GOLD MARK (better than MUDPILES): Anion Gap Metabolic Acidosis Mnemonic (7,440.12 MRRM)

GOLD MARK (better than MUDPILES): Anion Gap Metabolic Acidosis Mnemonic (7,440.12 MRRM)



The GOLD MARK causes are divided into three major pathophysiologic groups based on the source of the acid production:


  1. ​ Alcohols (Toxic Ingestions) → Emergency Toxins
  • ​ Glycols → Ethylene glycol (antifreeze) and propylene glycol
  • ​ Methanol → Windshield washer fluid, homemade alcohol substitutes
  • ​ Why grouped together?
  • ​ Common in suicide attempts, accidental ingestions, or chronic alcoholics.
  • ​ Key labs: Serum osmolality, anion gap, osmolar gap.
  • ​ Imaging: Calcium oxalate crystals on urine microscopy (ethylene glycol).
  • ​ Treatment: Fomepizole or ethanol (blocks alcohol dehydrogenase), hemodialysis in severe cases.


  1. ​ OTCs & Medication-Related Causes → Common but Easily Missed
  • ​ Oxoproline → Chronic acetaminophen (Tylenol) use, often in malnourished patients
  • ​ Aspirin → Salicylates, including bismuth subsalicylate (Pepto-Bismol)
  • ​ Why grouped together?
  • ​ Often overlooked in chronic users or the elderly.
  • ​ Key signs: Tachypnea (respiratory alkalosis), tinnitus (aspirin), altered mental status.
  • ​ Key labs: Salicylate level, ABG (mixed acid-base disorder).
  • ​ Treatment: Alkalinization (sodium bicarb drip), dialysis for severe cases.

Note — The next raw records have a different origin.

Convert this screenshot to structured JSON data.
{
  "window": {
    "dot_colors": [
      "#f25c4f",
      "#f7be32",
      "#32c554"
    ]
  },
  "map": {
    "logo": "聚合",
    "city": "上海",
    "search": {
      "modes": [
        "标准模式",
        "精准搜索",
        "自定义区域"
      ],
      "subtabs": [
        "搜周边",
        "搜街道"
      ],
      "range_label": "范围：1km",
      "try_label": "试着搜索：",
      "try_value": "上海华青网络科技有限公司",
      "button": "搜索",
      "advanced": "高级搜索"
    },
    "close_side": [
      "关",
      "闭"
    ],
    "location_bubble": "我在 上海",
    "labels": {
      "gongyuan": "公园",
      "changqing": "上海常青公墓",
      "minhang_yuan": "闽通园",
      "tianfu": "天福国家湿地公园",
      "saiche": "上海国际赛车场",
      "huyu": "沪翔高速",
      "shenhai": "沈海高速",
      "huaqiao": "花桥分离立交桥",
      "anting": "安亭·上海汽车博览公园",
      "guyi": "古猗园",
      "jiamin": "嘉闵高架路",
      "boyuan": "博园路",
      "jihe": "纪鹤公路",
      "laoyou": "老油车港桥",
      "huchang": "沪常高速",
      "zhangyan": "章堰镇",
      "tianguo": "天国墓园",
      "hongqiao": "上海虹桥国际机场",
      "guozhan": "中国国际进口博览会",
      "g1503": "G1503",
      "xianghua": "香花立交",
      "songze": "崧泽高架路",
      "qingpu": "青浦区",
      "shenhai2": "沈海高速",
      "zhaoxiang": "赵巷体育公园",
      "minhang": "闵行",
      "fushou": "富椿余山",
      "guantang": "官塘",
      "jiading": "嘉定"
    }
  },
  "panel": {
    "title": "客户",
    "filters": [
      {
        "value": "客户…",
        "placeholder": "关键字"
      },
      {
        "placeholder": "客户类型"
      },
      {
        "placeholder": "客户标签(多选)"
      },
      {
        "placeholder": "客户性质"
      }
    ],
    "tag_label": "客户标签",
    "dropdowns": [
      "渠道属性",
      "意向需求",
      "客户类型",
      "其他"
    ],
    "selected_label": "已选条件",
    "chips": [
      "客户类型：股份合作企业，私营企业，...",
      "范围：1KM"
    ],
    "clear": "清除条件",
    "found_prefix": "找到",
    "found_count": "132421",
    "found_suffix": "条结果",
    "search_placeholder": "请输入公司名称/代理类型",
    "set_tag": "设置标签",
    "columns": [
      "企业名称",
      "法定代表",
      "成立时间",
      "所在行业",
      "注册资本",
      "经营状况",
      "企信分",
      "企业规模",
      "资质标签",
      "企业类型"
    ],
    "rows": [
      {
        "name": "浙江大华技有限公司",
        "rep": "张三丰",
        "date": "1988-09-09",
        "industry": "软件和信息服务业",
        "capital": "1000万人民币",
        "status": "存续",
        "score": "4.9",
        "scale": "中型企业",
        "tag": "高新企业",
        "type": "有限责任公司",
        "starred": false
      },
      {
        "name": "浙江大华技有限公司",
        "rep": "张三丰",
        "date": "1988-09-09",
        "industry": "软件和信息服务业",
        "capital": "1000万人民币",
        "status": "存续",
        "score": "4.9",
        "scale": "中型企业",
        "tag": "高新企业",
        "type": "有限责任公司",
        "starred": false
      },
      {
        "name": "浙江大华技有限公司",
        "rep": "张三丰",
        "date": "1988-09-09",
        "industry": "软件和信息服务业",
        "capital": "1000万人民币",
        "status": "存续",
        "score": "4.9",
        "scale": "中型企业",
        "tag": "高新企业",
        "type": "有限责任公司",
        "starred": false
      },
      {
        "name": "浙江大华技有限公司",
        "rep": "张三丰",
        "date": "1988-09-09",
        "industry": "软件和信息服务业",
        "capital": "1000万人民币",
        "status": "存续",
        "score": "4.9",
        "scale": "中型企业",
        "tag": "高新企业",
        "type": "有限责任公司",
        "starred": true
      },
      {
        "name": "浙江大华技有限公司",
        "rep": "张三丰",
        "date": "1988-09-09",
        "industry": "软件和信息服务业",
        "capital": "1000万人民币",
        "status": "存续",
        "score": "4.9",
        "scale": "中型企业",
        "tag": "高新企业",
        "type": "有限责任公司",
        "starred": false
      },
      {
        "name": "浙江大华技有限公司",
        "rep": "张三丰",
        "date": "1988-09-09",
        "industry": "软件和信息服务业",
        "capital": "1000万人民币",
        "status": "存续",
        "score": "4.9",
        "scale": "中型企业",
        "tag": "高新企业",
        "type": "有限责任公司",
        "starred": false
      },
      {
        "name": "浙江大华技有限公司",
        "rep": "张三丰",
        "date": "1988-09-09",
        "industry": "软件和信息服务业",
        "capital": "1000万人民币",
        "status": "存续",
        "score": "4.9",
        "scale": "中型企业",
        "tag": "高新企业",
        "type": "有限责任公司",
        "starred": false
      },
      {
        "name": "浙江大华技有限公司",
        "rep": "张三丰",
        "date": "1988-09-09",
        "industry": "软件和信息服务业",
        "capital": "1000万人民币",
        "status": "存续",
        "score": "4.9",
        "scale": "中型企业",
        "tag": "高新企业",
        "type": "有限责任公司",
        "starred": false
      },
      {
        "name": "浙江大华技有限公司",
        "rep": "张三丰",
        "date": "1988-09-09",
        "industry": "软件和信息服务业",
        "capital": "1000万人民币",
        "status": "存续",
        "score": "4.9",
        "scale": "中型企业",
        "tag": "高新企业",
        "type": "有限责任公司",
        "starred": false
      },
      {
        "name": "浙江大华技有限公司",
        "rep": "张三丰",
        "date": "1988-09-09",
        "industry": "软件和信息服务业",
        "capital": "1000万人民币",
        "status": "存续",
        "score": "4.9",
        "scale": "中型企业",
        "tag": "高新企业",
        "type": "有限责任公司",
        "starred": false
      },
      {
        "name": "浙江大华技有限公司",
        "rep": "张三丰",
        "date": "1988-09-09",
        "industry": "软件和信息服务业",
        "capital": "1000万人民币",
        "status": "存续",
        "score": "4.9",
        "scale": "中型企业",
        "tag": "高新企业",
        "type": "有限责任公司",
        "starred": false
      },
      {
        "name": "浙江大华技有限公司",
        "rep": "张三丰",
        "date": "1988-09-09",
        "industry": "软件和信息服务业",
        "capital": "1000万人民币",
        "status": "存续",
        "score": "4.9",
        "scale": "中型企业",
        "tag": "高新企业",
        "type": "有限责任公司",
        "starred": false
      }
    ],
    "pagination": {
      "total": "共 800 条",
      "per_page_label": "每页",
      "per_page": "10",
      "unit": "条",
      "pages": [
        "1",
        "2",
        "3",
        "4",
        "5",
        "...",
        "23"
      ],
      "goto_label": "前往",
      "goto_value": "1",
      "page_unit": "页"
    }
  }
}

  1. ​ Metabolic Causes → Endogenous Acid Production
  • ​ L-lactate → Type A (ischemia), Type B (mitochondrial dysfunction)…L for Loser anaerobic (super winded loser in the race: anaerobic)
  • ​ D-lactate → Short gut syndrome, bacterial overgrowth …GI can think “diet for D”
  • ​ Renal Failure → Uremia, organic acids
  • ​ Ketones → Starvation, alcohol, diabetic ketoacidosis (DKA) think… Keytones are SAD
  • ​ Why grouped together?
  • ​ These involve internal production of acids due to organ dysfunction.
  • ​ Key labs:
  • ​ Lactate level (for sepsis, ischemia).
  • ​ BHB (beta-hydroxybutyrate) for DKA.
  • ​ BUN/Cr for renal failure.
  • ​ Urinalysis (ketones, glucose, uremia markers).
  • ​ Treatment:
  • ​ Fluids, treat underlying cause (DKA → insulin drip, renal failure → dialysis).



Clinically Important Considerations for EM Physicians


In the ED, when a patient has metabolic acidosis with an elevated anion gap, think:

  1. ​ What is the patient’s history?
  • ​ Suicide attempt or confusion? → Alcohols, aspirin
  • ​ Chronic Tylenol use or malnourished? → Oxoproline
  • ​ Sepsis, shock, ischemia? → L-lactate
  • ​ Short gut, diarrhea, recent antibiotics? → D-lactate
  • ​ Known diabetes, alcoholism, or fasting? → Ketones
  • ​ Chronic kidney disease? → Uremia


  1. ​ What tests should I order immediately?
  • ​ ABG/VBG → Confirms metabolic acidosis.
  • ​ Anion gap calculation → Determines if the acidosis is anion gap or non-anion gap.
  • ​ Serum osmolality & osmolar gap → Alcohol toxicity (ethylene glycol, methanol).
  • ​ Lactate level → Sepsis, ischemia, mitochondrial dysfunction.
  • ​ BHB (Beta-hydroxybutyrate) → DKA vs. alcoholic/starvation ketosis.
  • ​ Salicylate level & acetaminophen level → Toxic ingestion screening.
  • ​ CMP (BUN/Cr, glucose, liver enzymes, electrolytes) → Renal failure, DKA, liver dysfunction.


Takeaway: What’s an Emergency?

  • ​ Dialysis Emergencies → Methanol, ethylene glycol, severe aspirin toxicity, uremia.
  • ​ Toxin Emergencies → Alcohols (treat with fomepizole), salicylates (alkalinization & dialysis).
  • ​ Septic Shock / Tissue Hypoxia → Elevated L-lactate = immediate resuscitation with fluids & source control!
  • ​ DKA → Fluids, insulin drip, and monitor for electrolyte shifts (esp. potassium).